A group of about two dozen young people—probably college kids—line up shoulder to shoulder for a foot race. The prize? A hundred-dollar bill. The runners are promised that the first to cross the finish line will walk away with the hundred dollars. First, though, they are asked some questions.
The leader instructs them to take two steps forward if the following statements are true for them. If the answer is ‘no,’ they must remain where they stand.
“Take two steps forward if your parents are still married to each other,” he says. Several take the biggest steps they can.
The statements continue, with some runners moving forward and some staying put.
“If you grew up with a father figure in your home.”
“If you had access to private education.”
“If you had access to a free tutor.”
By now, the starting line is hugely staggered.
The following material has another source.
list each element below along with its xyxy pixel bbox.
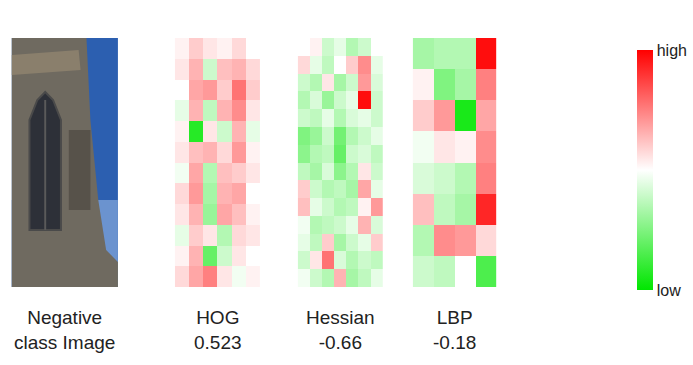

You can see mounting frustration on the faces of the people still at their original spots. But the leader continues.
“If you have never worried about your cell phone being shut off.”
“If you never had to help your mom and dad with the bills.”
The line becomes even more zigzagged, with some runners now far in the lead. But the organizer still isn’t ready to say “GO.”
“Take two steps forward if you don’t have to pay for your own college,” he says.
“If you never wondered where your next meal will come from.”
Finally, the statements cease and the leader asks the participants near the front to turn around and see how many are behind them.
“You did not get here by anything you did,” he tells them. “You still get to run this race, in fact, you must. Everyone must. But recognize your advantage. This is a picture of life. Nothing you have done has got you to this place. Some of us win in life mainly because of the head start we’ve been given. The others will need to run faster, harder, and smarter to win.”
I can think of still more questions that could have been asked, like being born in Canada and learning English as a first language. Like having a healthy body and mind. Like knowing you are loved.
The race begins, and an aerial shot shows that one of the advantaged runners does, indeed, win the prize.
I watched in humility, realizing I could have taken steps forward with nearly all those statements. How about you?
“Whoever wins,” the leader said, “would be foolish not to acknowledge his unfair advantage and not to learn more about others’ stories.” The exercise, like this post, was not intended to induce guilt, but consideration and responsibility.
Something to remember next time you feel tempted to look with judgement on someone who is lagging behind you in the race of life. And then add to the remembering, acknowledgement. And to acknowledgement, gratitude. And to gratitude, compassion.